José’s absolute melancholy, which at times seems more evocative of orphanhood than romantic absence, would make him wildly popular in Mexico and Latin America. In “Me Basta,” José sings, “I’d settle for a little of your love/ Whatever you’ve kept hidden/ What no one has wanted/ It doesn’t matter to me.” Sometimes, he could take his fondness for helplessness to distressing extremes. Take “Desesperado,” a plangent song about a “broken man” pleading for his partner to return. “I don’t care if you have sinned,” José José implores. “I beg you, come back/ I am desperate/ I will agree to anything.”

However melodramatic, José Jose’s ballads struck a chord. Over the years, his voice shepherded heartbreak and reconciliation alike. More than that, throughout the past 40 years, José José’s enormous catalog would become an omnipresent soundtrack for Mexican life. I remember humming along to his latest record while I sat, surrounded by family, in my grandparents’ living room. He was there on the radio when I left for school every morning and, years later, on one of the first mixtapes I made for a girlfriend. His voice was soothing. José José offered reliable solace.

José’s own life was different. He fought substance abuse from an early age. Despite enjoying remarkable professional success, his 30-year struggle with alcoholism spiraled into destitution. “It was a slow suicide,” he would say of the time he had been forced to live inside a taxicab in southern Mexico City. “People used to call us on the phone to tell us they had seen him lying on the street,” Jose´s eldest son, José Joel, would later recall. In a drunken stupor, José José would disappear for days. Rumors of the singer’s death became commonplace. His family had to field calls asking them to identify José’s supposed body at a local morgue. After years of binges and abandonment, he eventually achieved sobriety. But decades of abuse had taken a toll: Mexico’s most prodigious singer had lost his voice, literally. After a series of ailments, José José could never conjure the same choral magic again.
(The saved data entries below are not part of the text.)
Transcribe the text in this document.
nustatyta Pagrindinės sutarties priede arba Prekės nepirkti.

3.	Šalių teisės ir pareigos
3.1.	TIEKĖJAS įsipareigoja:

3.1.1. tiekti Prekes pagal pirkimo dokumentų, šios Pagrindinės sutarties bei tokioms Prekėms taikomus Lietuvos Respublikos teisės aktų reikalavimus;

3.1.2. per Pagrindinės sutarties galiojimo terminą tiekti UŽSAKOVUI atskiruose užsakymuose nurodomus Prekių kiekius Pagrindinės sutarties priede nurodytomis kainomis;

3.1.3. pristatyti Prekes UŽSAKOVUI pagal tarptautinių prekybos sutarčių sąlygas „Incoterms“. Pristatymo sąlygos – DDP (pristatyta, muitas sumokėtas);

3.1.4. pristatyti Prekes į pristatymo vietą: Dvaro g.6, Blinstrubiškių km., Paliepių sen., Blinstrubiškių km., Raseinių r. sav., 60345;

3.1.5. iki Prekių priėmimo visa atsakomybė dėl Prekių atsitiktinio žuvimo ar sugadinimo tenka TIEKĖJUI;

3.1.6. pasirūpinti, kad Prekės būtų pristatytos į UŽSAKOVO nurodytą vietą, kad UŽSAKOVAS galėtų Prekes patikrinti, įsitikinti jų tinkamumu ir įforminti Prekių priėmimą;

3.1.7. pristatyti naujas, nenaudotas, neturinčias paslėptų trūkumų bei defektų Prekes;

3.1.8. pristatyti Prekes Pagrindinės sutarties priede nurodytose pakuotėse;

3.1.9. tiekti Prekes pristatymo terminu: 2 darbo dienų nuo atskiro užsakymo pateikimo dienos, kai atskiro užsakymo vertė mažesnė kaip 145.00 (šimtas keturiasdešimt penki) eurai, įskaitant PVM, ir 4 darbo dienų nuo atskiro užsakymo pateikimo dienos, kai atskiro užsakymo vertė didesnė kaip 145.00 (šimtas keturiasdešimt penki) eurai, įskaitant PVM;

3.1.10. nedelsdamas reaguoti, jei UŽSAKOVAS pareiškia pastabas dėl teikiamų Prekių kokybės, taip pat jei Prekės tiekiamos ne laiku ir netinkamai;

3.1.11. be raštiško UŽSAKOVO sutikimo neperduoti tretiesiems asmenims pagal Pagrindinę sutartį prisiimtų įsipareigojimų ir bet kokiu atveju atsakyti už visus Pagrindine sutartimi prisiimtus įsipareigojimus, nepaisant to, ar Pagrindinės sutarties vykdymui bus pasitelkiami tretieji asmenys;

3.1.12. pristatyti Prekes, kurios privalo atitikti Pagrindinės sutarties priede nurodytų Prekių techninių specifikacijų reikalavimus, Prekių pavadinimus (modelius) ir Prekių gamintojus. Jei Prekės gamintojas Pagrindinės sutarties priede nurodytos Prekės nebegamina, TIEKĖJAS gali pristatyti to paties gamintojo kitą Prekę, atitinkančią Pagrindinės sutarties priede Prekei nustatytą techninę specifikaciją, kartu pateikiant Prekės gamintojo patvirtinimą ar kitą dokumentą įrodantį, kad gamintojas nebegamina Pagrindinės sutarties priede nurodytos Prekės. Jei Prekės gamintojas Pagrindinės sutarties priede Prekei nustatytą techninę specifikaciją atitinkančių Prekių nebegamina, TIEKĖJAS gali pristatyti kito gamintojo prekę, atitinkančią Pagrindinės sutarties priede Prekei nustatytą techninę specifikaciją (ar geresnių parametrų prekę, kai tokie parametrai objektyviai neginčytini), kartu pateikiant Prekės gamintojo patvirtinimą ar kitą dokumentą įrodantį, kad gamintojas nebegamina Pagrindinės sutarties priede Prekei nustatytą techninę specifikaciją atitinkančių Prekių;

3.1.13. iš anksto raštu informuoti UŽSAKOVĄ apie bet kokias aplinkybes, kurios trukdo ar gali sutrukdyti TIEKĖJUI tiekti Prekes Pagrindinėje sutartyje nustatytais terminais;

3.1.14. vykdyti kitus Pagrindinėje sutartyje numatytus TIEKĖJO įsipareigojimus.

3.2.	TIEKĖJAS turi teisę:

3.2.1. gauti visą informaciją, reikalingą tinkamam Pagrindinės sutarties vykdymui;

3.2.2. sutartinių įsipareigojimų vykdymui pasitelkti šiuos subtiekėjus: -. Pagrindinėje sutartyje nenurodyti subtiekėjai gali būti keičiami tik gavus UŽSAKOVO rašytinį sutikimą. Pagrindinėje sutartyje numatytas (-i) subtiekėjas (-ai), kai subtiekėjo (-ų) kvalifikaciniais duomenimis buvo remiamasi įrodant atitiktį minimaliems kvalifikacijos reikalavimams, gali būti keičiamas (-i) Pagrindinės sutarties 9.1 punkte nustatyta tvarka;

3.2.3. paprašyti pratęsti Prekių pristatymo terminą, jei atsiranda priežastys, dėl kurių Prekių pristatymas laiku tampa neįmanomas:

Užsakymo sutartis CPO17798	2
Even in death, controversy has disturbed José José. After learning of his passing, from pancreatic cancer, José Joel and Marysol, his two eldest children, demanded to see their father’s body. Sarita, José’s youngest child who is also an aspiring singer, apparently refused, fueled by a long-standing and bitter feud between the siblings. After the intervention of mutual friends, all three of José José’s children embraced and agreed to have the singer’s remains flown to Mexico City. There, in the city where he has been hailed as “the prince of song” for half a century, José José will lie in state in the beautiful Palacio de Bellas Artes. Thousands will likely flock to say goodbye.

As always when it comes to the man, music will be heard, and tears will be shed. He would have it no other way.